Precisely at eight o’clock I entered the tiny wing inhabited by the Princess, clad in my coat, and with my hair brushed up into a crest on top of my head. The old servant glared surlily at me, and rose reluctantly from his bench. Merry voices resounded in the drawing-room. I opened the door and retreated a pace in astonishment. In the middle of the room, on a chair, stood the young Princess, holding a man’s hat in front of her; around the chair thronged five men. They were trying to dip their hands into the hat, but she kept raising it on high and shaking it violently. On catching sight of me she exclaimed:—

“Stay, stay! Here’s a new guest; he must be given a ticket,”—and springing lightly from the chair, she seized me by the lapel of my coat.—“Come along,”—said she;—“why do you stand there? Messieurs, allow me to make you acquainted: this is Monsieur Voldemar, the son of our neighbour. And this,”—she added, turning to me, and pointing to the visitors in turn,—“is Count Malévsky, Doctor Lúshin, the poet Maidánoff, retired Captain Nirmátzky, and Byelovzóroff the hussar, whom you have already seen.
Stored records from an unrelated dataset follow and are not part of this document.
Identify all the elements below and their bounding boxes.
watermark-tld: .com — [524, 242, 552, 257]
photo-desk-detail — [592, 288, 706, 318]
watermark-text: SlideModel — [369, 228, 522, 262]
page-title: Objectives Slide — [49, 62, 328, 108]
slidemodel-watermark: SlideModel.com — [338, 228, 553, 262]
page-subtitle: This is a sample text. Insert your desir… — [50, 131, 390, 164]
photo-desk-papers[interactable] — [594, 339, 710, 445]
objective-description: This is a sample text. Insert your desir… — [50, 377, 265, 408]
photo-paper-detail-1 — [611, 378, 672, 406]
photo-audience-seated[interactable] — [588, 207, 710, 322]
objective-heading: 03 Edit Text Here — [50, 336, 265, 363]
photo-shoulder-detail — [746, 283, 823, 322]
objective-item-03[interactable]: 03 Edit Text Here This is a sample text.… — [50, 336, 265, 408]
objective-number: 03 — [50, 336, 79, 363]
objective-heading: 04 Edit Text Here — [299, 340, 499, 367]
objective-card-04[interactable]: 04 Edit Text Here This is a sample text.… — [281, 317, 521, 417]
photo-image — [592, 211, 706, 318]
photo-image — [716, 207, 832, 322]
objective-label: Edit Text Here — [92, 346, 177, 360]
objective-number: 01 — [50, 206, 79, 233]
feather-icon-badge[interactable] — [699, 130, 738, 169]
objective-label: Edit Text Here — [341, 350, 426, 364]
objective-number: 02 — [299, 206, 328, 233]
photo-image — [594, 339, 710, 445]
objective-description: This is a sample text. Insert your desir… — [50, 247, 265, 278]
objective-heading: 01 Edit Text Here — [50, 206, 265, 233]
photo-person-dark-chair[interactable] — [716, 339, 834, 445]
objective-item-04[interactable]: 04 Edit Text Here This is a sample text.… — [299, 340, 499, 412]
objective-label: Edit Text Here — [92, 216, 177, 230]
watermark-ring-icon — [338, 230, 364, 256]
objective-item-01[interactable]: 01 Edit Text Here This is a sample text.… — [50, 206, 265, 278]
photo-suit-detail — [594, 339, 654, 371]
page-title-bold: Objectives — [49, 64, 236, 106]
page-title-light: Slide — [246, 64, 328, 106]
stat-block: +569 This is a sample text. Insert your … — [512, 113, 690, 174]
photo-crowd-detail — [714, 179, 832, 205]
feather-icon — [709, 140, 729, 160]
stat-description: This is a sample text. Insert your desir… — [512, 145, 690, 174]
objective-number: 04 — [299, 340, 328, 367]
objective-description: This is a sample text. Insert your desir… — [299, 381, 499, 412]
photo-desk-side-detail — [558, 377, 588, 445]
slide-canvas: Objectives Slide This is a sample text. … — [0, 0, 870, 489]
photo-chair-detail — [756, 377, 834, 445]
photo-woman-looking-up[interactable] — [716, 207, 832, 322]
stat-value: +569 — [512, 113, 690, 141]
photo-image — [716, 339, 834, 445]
I beg that you will love and favour each other.”

I was so confused that I did not even bow to any one; in Doctor Lúshin I recognised that same swarthy gentleman who had so ruthlessly put me to shame in the garden; the others were strangers to me.

“Count!”—pursued Zinaída,—“write a ticket for M’sieu Voldemar.”

“That is unjust,”—returned the Count, with a slight accent,—a very handsome and foppishly-attired man, with a dark complexion, expressive brown eyes, a thin, white little nose, and a slender moustache over his tiny mouth.—“He has not been playing at forfeits with us.”

“‘Tis unjust,”—repeated Byelovzóroff and the gentleman who had been alluded to as the retired Captain,—a man of forty, horribly pockmarked, curly-haired as a negro, round-shouldered, bow-legged, and dressed in a military coat without epaulets, worn open on the breast.

“Write a ticket, I tell you,”—repeated the Princess.—“What sort of a rebellion is this? M’sieu Voldemar is with us for the first time, and to-day no law applies to him. No grumbling—write; I will have it so.”

The Count shrugged his shoulders, but submissively bowing his head, he took a pen in his white, ring-decked hand, tore off a scrap of paper and began to write on it.

“Permit me at least to explain to M’sieu Voldemar what it is all about,”—began Lúshin, in a bantering tone;—“otherwise he will be utterly at a loss. You see, young man, we are playing at forfeits; the Princess must pay a fine, and the one who draws out the lucky ticket must kiss her hand. Do you understand what I have told you?”

I merely glanced at him and continued to stand as though in a fog, while the Princess again sprang upon the chair and again began to shake the hat. All reached up to her—I among the rest.